Ab dem ersten "keine" ist seine Lösung falsch, aber wie soll ich das erkennen, wenn doch 2x "keine" in der Lösung vorkommt und durch das Entfernen der Interpunktionszeichen die Indizes nicht mehr stimmen?!

Die gleiche Problematik ergibt sich, wenn der User sich bei Worten verschrieben hat, die von einem Interpunktionszeichen umgeben sind: "Es kann seein, dass..."

Die Routine findet "seein" als falsches Wort, aber wie finde ich "seein" in der User-Lösung? Ich kann ja nicht nach "seein" suchen, denn es könnte bei kurzen Worten (z.B. "ein") sein, dass sie in einem anderen Wort ("ein" ist in "fein", "mein", "sein",...) stecken. Also muss ich nach " seein " suchen, um sicherzustellen, dass ich nach einem eigenständigen Wort suche.
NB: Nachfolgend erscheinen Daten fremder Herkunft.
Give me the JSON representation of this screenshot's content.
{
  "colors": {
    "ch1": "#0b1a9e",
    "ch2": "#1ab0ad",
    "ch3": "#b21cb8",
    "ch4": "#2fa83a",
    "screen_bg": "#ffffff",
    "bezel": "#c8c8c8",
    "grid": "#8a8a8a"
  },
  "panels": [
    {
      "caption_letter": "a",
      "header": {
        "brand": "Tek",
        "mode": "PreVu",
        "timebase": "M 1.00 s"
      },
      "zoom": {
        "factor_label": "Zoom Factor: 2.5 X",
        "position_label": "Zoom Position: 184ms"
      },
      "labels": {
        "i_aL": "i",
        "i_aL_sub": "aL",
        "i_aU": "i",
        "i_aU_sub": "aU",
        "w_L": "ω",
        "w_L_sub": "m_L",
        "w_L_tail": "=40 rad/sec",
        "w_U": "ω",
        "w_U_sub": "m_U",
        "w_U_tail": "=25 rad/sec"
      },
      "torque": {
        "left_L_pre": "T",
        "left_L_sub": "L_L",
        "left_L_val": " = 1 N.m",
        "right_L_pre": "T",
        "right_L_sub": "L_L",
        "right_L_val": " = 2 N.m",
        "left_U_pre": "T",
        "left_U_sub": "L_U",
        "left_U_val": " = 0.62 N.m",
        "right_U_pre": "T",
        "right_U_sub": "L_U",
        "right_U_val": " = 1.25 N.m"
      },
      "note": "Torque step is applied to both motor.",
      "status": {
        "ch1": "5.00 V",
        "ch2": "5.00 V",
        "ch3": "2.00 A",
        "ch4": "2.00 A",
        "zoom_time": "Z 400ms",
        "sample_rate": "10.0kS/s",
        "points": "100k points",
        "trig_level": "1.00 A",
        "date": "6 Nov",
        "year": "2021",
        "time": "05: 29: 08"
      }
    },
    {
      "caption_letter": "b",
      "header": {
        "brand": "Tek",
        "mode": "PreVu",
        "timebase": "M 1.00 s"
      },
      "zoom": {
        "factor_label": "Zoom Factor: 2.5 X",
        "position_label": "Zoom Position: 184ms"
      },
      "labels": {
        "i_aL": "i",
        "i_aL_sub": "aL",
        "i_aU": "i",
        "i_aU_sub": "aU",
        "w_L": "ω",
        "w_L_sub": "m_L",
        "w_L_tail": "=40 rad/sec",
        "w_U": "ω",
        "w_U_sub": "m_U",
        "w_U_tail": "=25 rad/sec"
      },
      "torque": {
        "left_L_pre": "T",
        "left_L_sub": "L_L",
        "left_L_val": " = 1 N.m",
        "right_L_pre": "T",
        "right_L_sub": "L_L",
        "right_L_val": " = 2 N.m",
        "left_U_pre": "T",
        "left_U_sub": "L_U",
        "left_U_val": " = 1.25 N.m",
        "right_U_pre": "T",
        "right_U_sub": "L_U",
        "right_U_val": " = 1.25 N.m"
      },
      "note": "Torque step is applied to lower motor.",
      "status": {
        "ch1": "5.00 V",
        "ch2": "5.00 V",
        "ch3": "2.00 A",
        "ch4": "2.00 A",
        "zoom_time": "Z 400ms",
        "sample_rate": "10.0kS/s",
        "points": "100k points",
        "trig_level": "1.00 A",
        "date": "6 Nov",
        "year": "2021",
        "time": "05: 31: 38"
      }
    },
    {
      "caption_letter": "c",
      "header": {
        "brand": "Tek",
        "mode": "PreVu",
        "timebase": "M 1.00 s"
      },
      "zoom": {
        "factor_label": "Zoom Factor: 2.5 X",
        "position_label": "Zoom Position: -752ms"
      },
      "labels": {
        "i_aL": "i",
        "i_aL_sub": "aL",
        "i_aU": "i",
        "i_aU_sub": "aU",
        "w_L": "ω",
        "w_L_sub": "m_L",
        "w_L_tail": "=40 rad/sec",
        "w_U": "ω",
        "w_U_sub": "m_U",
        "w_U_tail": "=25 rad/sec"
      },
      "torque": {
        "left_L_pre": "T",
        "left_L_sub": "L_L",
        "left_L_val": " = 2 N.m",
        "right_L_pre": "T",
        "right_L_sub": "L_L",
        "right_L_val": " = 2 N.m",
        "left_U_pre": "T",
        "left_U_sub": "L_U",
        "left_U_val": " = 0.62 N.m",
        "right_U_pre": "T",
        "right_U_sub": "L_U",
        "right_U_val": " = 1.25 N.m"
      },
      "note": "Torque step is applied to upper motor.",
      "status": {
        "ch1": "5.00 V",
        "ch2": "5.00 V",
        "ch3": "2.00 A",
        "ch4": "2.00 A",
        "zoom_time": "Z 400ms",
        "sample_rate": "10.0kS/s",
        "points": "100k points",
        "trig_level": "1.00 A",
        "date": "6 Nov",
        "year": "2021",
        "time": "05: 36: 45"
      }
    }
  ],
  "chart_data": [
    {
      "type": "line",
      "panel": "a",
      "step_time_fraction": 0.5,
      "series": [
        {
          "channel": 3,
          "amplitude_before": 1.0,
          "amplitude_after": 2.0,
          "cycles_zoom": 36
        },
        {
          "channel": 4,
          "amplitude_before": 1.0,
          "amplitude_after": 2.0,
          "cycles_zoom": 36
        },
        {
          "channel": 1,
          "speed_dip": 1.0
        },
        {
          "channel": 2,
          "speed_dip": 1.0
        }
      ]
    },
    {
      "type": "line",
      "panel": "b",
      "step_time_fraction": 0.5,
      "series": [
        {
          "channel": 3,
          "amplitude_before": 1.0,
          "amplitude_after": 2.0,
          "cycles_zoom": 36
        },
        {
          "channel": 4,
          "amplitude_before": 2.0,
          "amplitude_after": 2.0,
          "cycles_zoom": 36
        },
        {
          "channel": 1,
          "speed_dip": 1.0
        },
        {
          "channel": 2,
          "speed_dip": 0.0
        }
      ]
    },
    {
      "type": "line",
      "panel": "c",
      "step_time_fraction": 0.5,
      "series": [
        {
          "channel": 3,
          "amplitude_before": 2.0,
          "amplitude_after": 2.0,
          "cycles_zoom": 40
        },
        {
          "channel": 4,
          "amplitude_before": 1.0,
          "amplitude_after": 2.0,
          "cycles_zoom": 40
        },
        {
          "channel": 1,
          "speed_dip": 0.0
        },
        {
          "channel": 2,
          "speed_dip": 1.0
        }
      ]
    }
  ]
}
Diese Suche würde aber fehlschlagen, da " seein " nicht dasselbe wie " seein," ist. Und grundsätzlich mit allen Interpunktionszeichen ("seein," ",seein" ".seein" "seein." usw.) zu suchen, halte ich ebenfalls für nicht besonders effektiv, denn dabei könnten ebenfalls neue Sonderfälle entstehen.

Ich hoffe, ich habe verständlich erklären können, worum es geht. Würde mich über Ideen und Beispielcode (darf auch für PHP sein) freuen.  

cya


----------



## AlArenal (10. Jul 2006)

Das darfst du vermutlich sowas von knicken. Du müsstest zum einen mit einem umfangreichen Wörterbuch arbeiten und zum anderen mit einer Grammatikprüfung, wie sie in Textverarbeitungen benutzt werden. 
Wer beides kennt weiß, dass die alles andere als perfekt arbeiten. Wenn du da nichts supertolles und fertiges findest, worauf du aufbauen kannst, würde ich mir keine großen Chancen ausrechnen. Oder hast du auf Anhieb eine Idee wie die das komplette deutsche Vokabular und die komplette deutsche Grammatik inkl. Unregelmäßigkeiten, etc. abbilden willst?

Ich ziehe meinen Hut vor Leuten, die sich dafür Algorithmen überlegen und das mit der passenden Datenbasis so halbwegs hinbekommen.


----------



## vollkommenegal (10. Jul 2006)

> umfangreichen Wörterbuch arbeiten und zum anderen mit einer Grammatikprüfung


Ich wüsste spontan nicht, wie mir die helfen sollen.  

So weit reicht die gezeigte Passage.